This python script implement a generic scoring method.
A group of N
persons would like to devise a fair way of determining a score
for each of them
(the score could represent anything one like: best volleyball player, best politician...)
Each person score the others with a number between 0 and 100, which is normalized (sum of score given by each person is 100). Obviously a person does not score itself.
Given this score matrix, how best to determine the fairest score for each person?
We will assume the following:
- The total score for each person is the weighted average of each sub-scores,
- The score given by a person is weighted by its own score (a person having a high score will have its own scoring having more weight than a person having a low score),
- We neutralize "cheaters" by computing a fairness factor, which is based on the standard deviation between the score given by a person and the real computed score (a person having a low standard deviation between its scoring and the computed score is fair; a high one is unfair).
Each person score is then weighted by:
- its own score,
- its fairness factor.
The weight is the product of the two normalized values. The final score is then multiplied by the final fairness factor (we call it the punished score) and normalized again to have an average of 100 (this step is optional, but handy).
Obviously one is free to choose any weight for the punishment step, to weight differently the fairness vs the raw score.
In order to have a good score, each person thus should:
- Have a good scoring from each other person;
- Have a fair notation to each other person.
The given set of equation is rather complex to solve analytically given it's nature, but we use the fact that the system is bound to be stable so an iterative solution will quickly converge to the optimal solution.
The code itself is rather straightforward. The number of iterations is fixed; but we could instead use a condition on real convergence (computing the relative delta between each iteration). Given the quick computation and convergence it's probably not worth it.
This code and algorithm are published in the public-domain.
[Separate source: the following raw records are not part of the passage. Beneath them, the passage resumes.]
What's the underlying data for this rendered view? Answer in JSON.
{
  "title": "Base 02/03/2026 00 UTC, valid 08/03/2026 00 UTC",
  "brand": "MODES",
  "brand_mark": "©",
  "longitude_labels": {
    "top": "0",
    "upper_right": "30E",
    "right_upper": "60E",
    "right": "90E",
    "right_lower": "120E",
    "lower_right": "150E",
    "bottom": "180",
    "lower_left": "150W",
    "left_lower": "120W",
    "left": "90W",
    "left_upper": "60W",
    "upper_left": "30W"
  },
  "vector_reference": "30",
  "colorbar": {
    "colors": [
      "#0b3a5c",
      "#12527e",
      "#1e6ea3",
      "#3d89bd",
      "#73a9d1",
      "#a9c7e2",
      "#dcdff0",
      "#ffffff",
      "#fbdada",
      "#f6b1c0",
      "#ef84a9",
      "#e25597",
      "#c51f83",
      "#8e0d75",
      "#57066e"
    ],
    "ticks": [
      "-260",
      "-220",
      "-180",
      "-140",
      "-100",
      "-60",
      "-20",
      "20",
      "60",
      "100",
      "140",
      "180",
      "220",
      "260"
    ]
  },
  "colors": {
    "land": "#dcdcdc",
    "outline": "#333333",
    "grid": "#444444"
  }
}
An example could help. Below the code run on example matrix S3 (see code to see):
A B C D E F G H I
Scoring matrix: [ --, 95, 114, 152, 114, 38, 38, 152, 95 ] A
[ 77, --, 116, 155, 116, 42, 38, 155, 97 ] B
[ 97, 78, --, 175, 117, 19, 58, 175, 78 ] C
[ 84, 105, 147, --, 84, 63, 42, 168, 105 ] D
[ 45, 67, 158, 180, --, 45, 54, 135, 112 ] E
[ 44, 44, 44, 222, 133, --, 88, 133, 88 ] F
[ 100, 100, 100, 100, 100, 100, --, 100, 100 ] G
[ 0, 0, 0, 0, 0, 400, 400, --, 0 ] H
[ 34, 34, 69, 417, 139, 34, 34, 34, -- ] I
A B C D E F G H I
Raw scores: [ 60, 65, 93, 175, 100, 92, 94, 131, 84 ]
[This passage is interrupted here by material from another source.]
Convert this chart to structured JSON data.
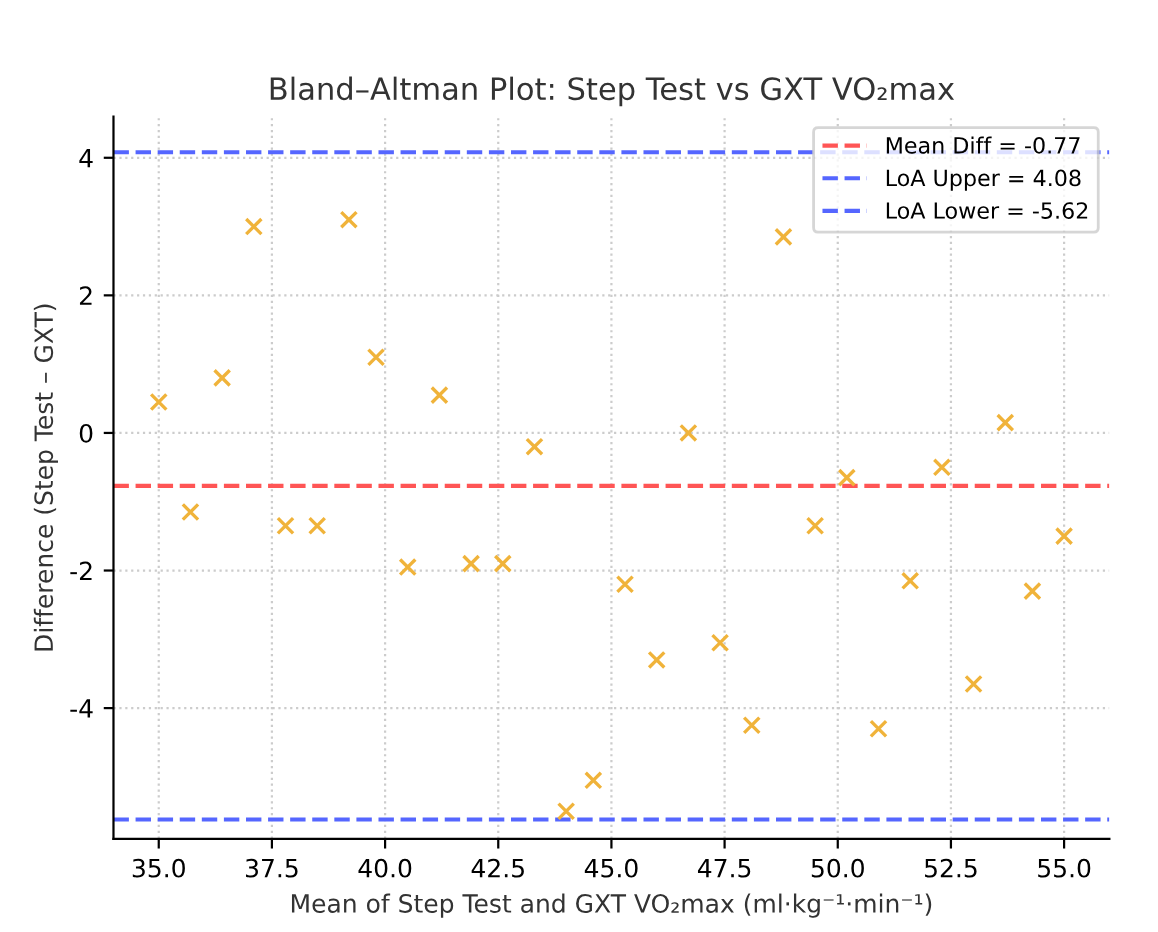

Adjusted scores: [ 69, 77, 113, 175, 102, 62, 63, 142, 92 ]
Punished scores: [ 89, 101, 139, 217, 127, 67, 67, 34, 55 ]
Fairness factor: [ 124, 127, 118, 119, 120, 104, 103, 23, 57 ]
The scoring matrix reads as follows:
- Row X is the score given by X to others.
- Column X is the score received by X from others.
Here we have different profiles of scoring:
- A is very fair and precise and has a low raw score of 60.
- B is also very fair and has a raw score a bit higher, 65.
- C is somehow fair, with a medium raw score of 93.
- D is fair, with a large raw score of 175.
- E is fair with a raw score of 100.
- F has a tendancy to exaggerate it's scoring and has a medium raw score of 92.
- G is indecise (score everybody with the same score) with a raw score of 94.
- H is a "cheater" with F and G, with a high raw score of 131.
- I is not fair, tend to exagerate, and has a medium raw score of 84.
In the result, we see 3 rows:
- The first row is the raw score: the simple normalized average of each score, w/o any weight.
- The second row is the adjusted score: that's the output of the iterative algorithm.
- The third row is the punished score: that's the adjusted score weighted with the final fairness factor.
- The fourth row is the final fairness factor.
Here we see that the fairness factor for H is very low (23). It's final score (34) is rather low compared to its real "raw" score (131). The unpunished score (adjusted score) is 142.
On the other hand, the fairness factor for A and B are very high (124 and 127). Their final scores (89 and 101) are higher than the raw scores (60 and 65).